Lisa Keen, Keen News Service
SAN FRANCISCO –
Famed attorney Ted Olson told a 9th Circuit U.S. Court of Appeals panel Monday that the reason proponents of Proposition 8 have proffered to justify their ban on same-sex marriage is “nonsense.”
That reason, Olson said, reading from a page in the argument brief filed by attorneys for the Yes on 8 coalition which promoted passage of California’s ban on same-sex marriage, was that same-sex marriage “will make children prematurely preoccupied with issues of sexuality.”
“If believed,” Olson said, “that would justify the banning of comic books, television, video games, and even conversations between children.”
That was not exactly the reason Yes on 8 proffered during their successful 2008 campaign to amend the state constitution to ban same-sex marriage. Back then, the primary reason, Olson noted, was “protecting children” from the notion that marriage between same-sex couples was okay.
So, what should the court consider as the reason to deny same-sex couples the right to marry, asked Judge Michael Hawkins.
“Should we look just at the record in the district court,” he asked, or should we “imagine whether there is any conceivable rational basis” to ban gays from marriage?
Olson urged the court not to use its own imagination to figure out whether there might be any conceivable rational reason, but to look at the reasons proffered by the Yes on 8 proponents and to determine whether they “make sense” and whether they are “motivated by fear” or a dislike of gay people.
“Protecting our children,” said Olson, “is not a rational basis. It’s based on the idea there’s something wrong with” gay people.
Both Olson and his legal counterpart, Charles Cooper, argued with greater passion and animation during Monday’s argument before the federal appeals court than they did in January and June before U.S. District Court Judge Vaughn Walker. It was Walker’s ruling in August – that California’s ban on same-sex marriage violated the U.S. Constitution – that brought them to the appeals court in San Francisco Dec. 6. Unlike at the district court trial, where the U.S. Supreme Court forbid any television or web broadcast, the appeals proceedings were carried live on national television by C-SPAN and several California stations. Demonstrators crowded outside the federal building in San Francisco under the watchful eye of federal protection service officers. And interested observers and journalists packed the courtroom and watched broadcasts all over the country.
Any pre-courtroom second-guessing that observers may have harbored over the political leanings of the three judges seemed to be put to rest fairly quickly, as the judges vigorously challenged each side’s arguments on both matters before the court – Yes on 8 and Imperial County’s legal qualification (standing) to appeal and the validity of Walker’s declaration that Proposition 8 violates the Equal Protection and Due Process clauses of the 14th Amendment to the U.S. Constitution.

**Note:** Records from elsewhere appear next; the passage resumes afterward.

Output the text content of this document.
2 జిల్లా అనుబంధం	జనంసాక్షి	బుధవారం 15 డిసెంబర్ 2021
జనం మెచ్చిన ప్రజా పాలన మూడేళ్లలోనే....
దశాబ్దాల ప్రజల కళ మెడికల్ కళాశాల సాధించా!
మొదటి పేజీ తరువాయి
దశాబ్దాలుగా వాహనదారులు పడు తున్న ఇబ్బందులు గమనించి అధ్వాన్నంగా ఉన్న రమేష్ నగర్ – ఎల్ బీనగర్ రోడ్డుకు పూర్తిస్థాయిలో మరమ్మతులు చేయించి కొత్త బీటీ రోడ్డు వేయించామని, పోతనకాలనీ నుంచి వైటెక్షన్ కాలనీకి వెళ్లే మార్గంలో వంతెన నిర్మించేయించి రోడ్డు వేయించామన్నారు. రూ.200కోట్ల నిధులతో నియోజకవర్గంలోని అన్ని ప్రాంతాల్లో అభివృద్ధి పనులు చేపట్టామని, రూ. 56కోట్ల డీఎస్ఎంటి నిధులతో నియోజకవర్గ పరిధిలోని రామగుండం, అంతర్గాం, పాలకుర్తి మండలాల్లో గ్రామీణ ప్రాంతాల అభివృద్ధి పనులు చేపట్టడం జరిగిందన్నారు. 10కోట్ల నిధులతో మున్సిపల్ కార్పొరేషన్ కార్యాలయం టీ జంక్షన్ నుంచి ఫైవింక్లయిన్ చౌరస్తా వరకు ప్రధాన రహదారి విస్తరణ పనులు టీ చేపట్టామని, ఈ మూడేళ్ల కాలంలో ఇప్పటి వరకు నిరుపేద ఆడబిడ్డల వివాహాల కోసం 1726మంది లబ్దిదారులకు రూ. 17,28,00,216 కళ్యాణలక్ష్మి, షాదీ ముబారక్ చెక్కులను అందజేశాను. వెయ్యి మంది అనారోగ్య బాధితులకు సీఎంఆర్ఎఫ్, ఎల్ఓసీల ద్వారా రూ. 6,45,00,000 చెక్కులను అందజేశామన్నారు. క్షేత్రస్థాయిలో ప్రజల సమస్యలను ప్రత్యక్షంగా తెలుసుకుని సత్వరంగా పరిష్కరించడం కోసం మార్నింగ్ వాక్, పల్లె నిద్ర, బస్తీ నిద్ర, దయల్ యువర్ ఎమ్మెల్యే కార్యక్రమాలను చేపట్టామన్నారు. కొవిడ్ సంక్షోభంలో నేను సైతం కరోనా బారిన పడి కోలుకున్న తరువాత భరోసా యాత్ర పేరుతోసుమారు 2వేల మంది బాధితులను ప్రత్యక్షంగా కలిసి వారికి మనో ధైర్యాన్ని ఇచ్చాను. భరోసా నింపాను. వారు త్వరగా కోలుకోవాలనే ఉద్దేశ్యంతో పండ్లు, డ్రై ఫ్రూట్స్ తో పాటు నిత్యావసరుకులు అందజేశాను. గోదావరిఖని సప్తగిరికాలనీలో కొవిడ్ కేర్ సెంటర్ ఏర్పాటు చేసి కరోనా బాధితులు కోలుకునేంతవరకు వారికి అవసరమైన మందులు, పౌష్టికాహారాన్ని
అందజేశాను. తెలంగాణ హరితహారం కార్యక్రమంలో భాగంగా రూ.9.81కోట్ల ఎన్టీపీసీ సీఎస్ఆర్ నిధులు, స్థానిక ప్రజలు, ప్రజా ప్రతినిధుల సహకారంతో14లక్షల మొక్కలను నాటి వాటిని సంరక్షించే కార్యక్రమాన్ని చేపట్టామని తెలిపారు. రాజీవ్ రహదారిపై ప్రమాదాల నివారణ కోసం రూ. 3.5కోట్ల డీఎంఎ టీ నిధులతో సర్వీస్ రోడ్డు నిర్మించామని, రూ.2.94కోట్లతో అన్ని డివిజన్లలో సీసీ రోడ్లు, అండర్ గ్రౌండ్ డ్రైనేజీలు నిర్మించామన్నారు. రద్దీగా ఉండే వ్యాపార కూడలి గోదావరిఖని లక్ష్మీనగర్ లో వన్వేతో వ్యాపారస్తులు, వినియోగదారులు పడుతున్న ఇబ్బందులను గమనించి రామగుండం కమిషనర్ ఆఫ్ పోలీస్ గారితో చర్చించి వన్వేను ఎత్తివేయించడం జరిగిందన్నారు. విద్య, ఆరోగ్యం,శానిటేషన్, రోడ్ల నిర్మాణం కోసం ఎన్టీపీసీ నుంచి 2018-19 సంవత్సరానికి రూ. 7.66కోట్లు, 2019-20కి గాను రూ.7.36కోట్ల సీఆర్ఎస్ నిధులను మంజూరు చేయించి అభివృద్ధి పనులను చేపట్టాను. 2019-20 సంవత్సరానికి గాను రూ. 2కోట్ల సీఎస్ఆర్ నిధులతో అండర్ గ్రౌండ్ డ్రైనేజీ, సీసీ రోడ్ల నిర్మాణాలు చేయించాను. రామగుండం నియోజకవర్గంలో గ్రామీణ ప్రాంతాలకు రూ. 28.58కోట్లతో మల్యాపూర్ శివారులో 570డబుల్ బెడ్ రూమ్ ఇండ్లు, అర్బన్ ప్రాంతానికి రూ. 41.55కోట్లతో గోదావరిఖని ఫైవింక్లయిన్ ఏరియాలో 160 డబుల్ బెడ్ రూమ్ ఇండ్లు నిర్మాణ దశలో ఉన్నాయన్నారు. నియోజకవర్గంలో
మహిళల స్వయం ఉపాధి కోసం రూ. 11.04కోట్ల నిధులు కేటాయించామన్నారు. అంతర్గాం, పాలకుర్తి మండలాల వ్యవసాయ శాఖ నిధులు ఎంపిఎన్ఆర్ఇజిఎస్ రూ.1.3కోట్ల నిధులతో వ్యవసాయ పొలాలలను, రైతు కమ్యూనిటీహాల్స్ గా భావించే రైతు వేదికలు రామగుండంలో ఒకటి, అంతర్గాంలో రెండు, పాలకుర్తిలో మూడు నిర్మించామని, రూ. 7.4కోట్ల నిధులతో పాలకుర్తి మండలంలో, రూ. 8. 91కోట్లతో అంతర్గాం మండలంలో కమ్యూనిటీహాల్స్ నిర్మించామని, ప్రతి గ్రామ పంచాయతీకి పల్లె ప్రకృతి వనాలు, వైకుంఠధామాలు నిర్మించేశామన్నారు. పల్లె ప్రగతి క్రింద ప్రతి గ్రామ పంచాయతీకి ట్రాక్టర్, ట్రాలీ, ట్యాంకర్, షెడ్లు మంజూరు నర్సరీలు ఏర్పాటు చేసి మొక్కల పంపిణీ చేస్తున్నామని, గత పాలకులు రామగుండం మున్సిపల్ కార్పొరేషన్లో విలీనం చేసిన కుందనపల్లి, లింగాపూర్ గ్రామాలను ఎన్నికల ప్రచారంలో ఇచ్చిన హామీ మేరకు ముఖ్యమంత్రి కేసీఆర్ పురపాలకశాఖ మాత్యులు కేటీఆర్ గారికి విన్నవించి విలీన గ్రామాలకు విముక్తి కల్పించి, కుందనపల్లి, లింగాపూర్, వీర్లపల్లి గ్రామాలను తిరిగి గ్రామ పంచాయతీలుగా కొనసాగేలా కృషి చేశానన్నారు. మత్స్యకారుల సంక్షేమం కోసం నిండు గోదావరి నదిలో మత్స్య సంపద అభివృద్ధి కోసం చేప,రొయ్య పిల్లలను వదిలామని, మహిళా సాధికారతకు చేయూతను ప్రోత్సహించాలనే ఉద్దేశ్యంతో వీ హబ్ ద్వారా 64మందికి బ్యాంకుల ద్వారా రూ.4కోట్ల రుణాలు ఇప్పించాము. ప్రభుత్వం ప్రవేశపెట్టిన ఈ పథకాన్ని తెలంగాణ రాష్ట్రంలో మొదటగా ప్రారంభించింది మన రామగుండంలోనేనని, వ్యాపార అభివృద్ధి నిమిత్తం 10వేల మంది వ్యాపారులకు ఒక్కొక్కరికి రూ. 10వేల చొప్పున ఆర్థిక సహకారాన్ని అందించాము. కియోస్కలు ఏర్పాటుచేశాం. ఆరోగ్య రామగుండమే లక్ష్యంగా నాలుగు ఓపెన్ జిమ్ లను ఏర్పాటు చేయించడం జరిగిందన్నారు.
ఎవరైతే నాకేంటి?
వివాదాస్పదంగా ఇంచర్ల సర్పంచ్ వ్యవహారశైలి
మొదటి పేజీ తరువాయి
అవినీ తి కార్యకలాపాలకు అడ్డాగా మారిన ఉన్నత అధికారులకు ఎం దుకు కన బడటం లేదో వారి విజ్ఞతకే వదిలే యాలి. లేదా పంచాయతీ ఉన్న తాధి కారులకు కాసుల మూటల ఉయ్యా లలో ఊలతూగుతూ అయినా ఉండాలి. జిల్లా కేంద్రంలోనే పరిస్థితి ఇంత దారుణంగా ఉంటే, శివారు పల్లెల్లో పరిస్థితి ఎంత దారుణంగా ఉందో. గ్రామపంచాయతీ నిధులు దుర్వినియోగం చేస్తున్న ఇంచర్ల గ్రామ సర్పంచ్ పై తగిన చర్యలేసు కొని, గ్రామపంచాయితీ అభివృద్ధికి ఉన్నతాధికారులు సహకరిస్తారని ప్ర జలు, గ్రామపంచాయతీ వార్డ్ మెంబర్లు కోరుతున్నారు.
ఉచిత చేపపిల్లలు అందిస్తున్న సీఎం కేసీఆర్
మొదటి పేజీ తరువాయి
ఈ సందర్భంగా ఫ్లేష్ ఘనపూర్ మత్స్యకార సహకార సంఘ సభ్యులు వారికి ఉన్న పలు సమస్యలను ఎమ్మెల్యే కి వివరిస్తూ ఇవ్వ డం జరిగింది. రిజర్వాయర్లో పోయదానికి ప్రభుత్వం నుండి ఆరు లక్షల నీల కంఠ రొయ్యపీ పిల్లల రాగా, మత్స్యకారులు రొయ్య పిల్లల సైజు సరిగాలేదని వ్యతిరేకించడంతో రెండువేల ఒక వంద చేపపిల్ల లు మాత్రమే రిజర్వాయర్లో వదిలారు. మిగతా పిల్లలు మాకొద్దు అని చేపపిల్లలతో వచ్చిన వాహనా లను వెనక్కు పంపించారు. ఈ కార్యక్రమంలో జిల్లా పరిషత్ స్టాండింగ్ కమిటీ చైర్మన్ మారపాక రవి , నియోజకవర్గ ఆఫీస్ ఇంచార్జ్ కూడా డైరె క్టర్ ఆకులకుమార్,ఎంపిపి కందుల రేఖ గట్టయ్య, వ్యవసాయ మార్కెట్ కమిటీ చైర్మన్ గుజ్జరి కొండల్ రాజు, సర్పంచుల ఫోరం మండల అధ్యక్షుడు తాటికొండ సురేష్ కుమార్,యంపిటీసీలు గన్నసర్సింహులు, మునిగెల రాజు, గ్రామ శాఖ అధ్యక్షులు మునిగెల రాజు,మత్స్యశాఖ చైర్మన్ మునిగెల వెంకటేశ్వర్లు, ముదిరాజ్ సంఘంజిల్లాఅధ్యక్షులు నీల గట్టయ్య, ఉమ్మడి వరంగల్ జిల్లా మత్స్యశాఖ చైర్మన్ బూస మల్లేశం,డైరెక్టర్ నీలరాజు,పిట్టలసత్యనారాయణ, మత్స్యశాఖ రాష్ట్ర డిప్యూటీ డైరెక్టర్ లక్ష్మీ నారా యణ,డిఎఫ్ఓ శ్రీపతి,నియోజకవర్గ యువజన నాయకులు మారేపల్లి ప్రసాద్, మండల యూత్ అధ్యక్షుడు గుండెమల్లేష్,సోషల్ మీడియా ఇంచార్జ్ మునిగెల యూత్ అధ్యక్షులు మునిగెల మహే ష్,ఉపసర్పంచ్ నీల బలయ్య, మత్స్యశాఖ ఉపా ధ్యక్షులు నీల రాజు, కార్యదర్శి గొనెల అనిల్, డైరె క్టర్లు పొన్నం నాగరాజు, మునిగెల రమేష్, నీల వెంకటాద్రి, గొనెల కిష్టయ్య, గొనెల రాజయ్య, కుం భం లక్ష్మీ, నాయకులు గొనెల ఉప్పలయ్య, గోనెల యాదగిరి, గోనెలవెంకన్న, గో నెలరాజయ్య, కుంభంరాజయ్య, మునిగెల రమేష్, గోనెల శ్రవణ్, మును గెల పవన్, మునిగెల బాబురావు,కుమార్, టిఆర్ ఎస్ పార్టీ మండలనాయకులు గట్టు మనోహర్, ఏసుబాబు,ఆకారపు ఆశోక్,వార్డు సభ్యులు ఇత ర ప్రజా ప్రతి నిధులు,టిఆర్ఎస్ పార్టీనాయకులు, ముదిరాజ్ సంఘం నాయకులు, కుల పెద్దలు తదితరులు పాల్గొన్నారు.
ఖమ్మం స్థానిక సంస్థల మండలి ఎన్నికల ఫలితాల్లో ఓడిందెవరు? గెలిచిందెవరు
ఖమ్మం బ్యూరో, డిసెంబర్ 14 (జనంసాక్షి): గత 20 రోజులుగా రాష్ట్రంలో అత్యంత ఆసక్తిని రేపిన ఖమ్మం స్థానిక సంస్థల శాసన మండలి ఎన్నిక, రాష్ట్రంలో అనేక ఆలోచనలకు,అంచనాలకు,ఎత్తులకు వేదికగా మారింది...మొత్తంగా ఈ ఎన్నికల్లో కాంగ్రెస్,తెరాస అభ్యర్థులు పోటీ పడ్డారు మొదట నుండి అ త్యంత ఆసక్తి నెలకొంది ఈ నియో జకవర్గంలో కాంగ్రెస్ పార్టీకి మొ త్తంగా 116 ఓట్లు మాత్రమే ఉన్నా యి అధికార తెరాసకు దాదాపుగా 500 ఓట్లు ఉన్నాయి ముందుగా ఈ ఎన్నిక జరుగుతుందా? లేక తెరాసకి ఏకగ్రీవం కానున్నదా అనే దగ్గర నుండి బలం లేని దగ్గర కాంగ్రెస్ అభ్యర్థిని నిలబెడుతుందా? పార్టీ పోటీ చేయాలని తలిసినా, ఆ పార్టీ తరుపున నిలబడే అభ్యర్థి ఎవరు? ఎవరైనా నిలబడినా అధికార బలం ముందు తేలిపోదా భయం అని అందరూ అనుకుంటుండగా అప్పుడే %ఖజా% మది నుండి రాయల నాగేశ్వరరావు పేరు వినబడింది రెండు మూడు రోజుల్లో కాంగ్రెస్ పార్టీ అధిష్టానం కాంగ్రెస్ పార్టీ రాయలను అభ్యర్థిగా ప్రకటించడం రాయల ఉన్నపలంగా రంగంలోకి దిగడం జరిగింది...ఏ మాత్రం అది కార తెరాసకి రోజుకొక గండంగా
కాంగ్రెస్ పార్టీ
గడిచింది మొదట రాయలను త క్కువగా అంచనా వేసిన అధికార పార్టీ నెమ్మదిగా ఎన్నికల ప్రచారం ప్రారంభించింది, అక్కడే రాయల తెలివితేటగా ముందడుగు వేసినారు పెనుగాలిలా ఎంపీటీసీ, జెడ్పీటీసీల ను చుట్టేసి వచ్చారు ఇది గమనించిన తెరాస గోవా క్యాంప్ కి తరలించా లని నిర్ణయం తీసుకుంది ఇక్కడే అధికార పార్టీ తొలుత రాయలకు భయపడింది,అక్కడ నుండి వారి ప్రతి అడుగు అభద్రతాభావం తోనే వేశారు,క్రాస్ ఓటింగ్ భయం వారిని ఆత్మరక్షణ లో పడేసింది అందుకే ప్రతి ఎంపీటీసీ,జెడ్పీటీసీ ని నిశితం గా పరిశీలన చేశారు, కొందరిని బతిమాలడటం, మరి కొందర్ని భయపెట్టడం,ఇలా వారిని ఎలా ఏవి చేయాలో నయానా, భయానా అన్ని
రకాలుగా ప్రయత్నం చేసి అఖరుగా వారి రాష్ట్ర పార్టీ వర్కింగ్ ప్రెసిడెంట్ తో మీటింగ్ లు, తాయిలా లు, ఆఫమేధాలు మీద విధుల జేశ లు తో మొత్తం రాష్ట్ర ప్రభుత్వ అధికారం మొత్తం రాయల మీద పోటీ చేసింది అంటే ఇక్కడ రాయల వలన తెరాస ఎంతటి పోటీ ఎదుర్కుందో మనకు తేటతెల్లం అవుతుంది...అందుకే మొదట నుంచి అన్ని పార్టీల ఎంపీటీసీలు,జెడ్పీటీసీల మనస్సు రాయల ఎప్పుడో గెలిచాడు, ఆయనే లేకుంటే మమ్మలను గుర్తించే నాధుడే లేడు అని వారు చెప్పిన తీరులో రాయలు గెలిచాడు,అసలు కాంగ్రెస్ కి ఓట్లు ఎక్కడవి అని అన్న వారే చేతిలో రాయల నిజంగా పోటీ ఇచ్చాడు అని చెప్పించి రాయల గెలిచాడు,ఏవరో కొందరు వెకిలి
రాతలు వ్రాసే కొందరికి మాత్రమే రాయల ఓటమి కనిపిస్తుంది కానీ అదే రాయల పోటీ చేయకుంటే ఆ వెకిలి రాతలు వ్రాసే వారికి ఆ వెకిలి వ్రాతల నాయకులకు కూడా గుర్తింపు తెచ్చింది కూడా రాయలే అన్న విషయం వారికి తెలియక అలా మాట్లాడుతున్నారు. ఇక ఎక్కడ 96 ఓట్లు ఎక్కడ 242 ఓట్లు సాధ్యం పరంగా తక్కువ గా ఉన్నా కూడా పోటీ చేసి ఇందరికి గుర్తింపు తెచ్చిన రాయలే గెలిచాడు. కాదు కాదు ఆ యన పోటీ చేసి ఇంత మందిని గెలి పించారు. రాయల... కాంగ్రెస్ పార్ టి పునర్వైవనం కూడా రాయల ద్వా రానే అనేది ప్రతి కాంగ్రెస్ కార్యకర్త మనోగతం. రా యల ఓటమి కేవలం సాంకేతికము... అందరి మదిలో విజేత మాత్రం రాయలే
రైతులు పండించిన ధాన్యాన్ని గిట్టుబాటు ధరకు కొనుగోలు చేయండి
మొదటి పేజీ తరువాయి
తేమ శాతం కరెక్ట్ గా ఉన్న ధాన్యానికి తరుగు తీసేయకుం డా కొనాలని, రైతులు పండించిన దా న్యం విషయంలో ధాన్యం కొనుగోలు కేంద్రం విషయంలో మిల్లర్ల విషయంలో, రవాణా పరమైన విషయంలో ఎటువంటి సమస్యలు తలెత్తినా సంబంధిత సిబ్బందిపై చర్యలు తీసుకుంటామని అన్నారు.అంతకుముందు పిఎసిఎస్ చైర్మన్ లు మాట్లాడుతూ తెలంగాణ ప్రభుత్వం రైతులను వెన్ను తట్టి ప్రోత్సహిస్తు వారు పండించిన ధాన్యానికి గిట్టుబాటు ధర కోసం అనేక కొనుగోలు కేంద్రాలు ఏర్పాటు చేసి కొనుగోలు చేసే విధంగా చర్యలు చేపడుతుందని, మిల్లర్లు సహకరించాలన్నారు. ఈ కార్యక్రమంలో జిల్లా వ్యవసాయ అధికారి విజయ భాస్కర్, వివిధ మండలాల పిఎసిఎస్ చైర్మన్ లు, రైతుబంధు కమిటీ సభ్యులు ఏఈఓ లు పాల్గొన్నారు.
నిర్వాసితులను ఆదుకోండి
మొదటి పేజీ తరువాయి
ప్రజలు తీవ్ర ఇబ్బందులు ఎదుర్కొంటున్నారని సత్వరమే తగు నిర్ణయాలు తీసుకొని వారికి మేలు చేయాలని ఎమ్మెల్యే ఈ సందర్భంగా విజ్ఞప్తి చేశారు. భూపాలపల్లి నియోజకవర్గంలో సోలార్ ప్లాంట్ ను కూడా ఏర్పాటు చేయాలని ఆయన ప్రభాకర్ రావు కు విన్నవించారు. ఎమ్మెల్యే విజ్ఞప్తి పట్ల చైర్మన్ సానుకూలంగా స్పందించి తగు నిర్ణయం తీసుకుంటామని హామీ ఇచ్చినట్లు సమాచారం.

Judge N. Randy Smith, an alum of the Mormon-run Brigham Young University, came out swinging hard questions for Cooper over Yes on 8’s claim to have legal standing to press the appeal.
The three judges were also tough in questions about the merits of Judge Walker’s decision. As Cooper attempted to read from his prepared statement, Judge Hawkins interrupted almost immediately to ask him whether voters have the right to reinstitute segregation in public schools.
“No,” said Cooper.
“Why not?” asked Hawkins.
“Because it would be inconsistent with the U.S. Constitution,” said Cooper.
“As interpreted by the U.S. Supreme Court,” interjected Hawkins.
“Yes,” conceded Cooper.
But in 1870, the U.S. Supreme Court probably would not have interpreted the constitution to forbid segregation, would it? asked Hawkins.
Cooper conceded that was probably true.
“Well, how is this different?” asked Hawkins.
When Cooper tried to argue that society has a rational interest in the creation of children and in promoting responsible procreation to ensure that children are adequately cared for, Judge Reinhardt suggested that might be a “good argument for prohibiting divorce.”
Judge Smith jumped in to challenge Cooper on this point, too. He noted that California domestic partnership laws provide same-sex couples with all the same benefits and rights to marriage, including those involving child-rearing. What is the rational reason for denying same-sex couples the designation of the word marriage, he wondered.
Gay legal activists seemed pleased with how the arguments went Monday.
Evan Wolfson, head of the national Freedom to Marriage Project, said that, overall “it looks promising, both on standing and on the merits.”
Jenny Pizer, head of Lambda Legal Defense’s Marriage Project, said she wouldn’t be surprised if the panel’s eventual ruling includes “multiple decisions” on how they reached the same outcome “with different reasonings.”
“And if they conclude Prop 8 is invalid while disagreeing about the details of why,” said Pizer, “that may be just fine.”
The panel is expected to render its decision on both the standing issue and the constitutionality of Proposition 8 within a few months. Boies speculated during a post-argument press conference that the earliest the panel would likely render a decision is early next year and the earliest the case might be heard by the Supreme Court – during its almost inevitable appeal – would be 2012.